Traveling along the Makutano-Samson Corner Highway in Kirinyaga County, the eye-catching rice paddies on both sides of the road paint a picture of abundance. Rice being the third staple food in the country-after maize and wheat-, the look of blossoming rice crop at the Mwea Irrigation Scheme is an assurance of food security and a rising economy.

Yet despite Mwea accounting for 80 percent of the 180,000 metric tonnes of all the rice produced in the country, its potential has not been fully tapped as farmers cultivate only once in a year. Established in 1954, the Mwea Irrigation Scheme has a Gazetted Area of 30, 350 acres with the main crop grown being the Basmati 370 Rice.

 The area under irrigation is 26,000 (22,000 acres in the main scheme and 4,000 acres in the out-growers. Other crops grown in the scheme include tomatoes, onions, French Beans, maize and other horticultural crops.
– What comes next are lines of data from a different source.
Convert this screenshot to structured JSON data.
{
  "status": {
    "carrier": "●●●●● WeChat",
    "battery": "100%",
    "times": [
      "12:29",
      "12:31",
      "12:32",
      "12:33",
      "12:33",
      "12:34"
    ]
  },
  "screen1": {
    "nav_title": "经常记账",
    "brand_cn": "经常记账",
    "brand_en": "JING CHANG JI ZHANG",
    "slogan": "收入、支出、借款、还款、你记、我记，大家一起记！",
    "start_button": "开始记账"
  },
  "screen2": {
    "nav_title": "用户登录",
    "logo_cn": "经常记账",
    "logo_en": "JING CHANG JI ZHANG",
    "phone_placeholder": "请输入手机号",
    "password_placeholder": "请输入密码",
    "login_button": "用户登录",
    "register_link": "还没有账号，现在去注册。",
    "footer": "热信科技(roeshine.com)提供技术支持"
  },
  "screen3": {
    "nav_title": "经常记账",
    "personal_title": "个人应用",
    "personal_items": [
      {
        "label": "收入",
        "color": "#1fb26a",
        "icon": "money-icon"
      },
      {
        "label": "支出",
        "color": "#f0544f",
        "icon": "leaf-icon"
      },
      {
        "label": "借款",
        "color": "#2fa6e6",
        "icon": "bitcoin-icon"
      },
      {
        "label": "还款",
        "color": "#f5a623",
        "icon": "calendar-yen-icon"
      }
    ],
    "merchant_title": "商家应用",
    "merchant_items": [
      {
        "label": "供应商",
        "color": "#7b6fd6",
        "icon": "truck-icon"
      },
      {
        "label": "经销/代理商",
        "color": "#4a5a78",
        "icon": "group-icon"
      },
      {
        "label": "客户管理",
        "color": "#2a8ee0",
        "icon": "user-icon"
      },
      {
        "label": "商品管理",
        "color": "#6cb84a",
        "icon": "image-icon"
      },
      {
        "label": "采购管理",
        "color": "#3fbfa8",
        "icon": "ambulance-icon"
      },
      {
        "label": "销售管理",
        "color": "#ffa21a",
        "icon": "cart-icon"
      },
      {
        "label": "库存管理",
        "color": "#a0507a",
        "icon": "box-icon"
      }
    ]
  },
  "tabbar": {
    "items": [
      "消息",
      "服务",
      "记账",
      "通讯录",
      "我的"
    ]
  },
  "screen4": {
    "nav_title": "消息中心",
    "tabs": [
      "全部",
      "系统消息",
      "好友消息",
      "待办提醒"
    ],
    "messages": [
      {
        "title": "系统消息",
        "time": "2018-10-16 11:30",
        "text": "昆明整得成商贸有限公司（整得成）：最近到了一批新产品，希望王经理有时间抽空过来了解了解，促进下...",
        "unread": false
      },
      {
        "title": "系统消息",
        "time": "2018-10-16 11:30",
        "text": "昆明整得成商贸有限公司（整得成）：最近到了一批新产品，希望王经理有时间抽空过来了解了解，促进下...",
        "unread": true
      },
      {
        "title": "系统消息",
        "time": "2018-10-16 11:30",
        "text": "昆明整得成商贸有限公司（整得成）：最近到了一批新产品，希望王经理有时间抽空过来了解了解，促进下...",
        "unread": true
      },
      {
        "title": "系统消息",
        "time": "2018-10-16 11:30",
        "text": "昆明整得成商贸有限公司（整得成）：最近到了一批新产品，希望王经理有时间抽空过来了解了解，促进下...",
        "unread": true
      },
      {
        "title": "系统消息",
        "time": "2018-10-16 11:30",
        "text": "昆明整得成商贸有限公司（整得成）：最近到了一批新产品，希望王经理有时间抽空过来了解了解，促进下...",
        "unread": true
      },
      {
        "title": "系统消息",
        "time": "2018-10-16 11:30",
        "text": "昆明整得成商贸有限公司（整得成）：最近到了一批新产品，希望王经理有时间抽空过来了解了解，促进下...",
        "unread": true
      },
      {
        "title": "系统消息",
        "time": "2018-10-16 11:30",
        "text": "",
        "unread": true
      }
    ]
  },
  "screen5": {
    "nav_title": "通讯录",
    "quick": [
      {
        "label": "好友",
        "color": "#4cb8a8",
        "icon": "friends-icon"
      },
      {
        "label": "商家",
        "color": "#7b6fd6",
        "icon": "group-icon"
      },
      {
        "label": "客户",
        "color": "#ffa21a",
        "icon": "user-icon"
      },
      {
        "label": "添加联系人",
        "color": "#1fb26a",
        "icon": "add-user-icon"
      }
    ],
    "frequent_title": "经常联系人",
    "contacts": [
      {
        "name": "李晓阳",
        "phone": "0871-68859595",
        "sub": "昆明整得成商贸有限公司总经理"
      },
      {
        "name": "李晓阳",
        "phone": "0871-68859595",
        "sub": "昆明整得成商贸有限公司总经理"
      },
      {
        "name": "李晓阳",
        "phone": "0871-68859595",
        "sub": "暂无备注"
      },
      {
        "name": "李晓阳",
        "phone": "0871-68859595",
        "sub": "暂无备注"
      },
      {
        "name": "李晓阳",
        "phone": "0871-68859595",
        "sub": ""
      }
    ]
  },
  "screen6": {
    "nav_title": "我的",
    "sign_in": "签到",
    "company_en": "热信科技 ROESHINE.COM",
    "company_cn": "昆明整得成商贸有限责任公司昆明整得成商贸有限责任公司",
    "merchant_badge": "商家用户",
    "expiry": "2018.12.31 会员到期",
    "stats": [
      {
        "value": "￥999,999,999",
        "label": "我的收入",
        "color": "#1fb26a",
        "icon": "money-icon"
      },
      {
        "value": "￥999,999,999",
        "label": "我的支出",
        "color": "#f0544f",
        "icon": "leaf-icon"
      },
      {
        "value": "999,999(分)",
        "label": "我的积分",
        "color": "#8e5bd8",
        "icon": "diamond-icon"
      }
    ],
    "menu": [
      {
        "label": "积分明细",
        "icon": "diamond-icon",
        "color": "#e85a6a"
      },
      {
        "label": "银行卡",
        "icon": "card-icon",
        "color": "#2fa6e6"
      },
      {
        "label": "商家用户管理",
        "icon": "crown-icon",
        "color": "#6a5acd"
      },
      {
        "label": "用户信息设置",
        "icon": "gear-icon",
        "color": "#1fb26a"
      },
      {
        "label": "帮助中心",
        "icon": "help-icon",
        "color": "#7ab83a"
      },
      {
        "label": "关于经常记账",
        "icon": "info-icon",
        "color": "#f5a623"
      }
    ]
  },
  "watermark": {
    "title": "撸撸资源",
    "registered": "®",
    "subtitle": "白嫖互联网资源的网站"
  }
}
The 7,022 farmers in the scheme rely on direct flows of Rivers Nyamindi and Thiba as the source of irrigation water, without a reservoir.

Fake promise

Hope reigned high that the scheme could double the production after the government embarked on the construction of Thiba dam in Rukenya area of Gichugu constituency. The mega-dam would provide a holding ground for water, ensuring controlled flow even during the times of lower rainfall, allowing two crops in a year and increment of the area under irrigation by 10,000 acres to 35,000 acres.

“Thiba dam will enable rice farmers to grow two crops in a year and increase rice production to between 320,000 and 360,000 MT of rice. Kenya consumes 450,000MT of rice annually so the dam will substantially bridge this deficit of rice,” said National Irrigation Board (NIB) General Manager Gitonga Mugambi recently. Thiba dam is projected to cost Sh19 billion and is financed by the Government of Kenya and the Japanese International Cooperation Agency.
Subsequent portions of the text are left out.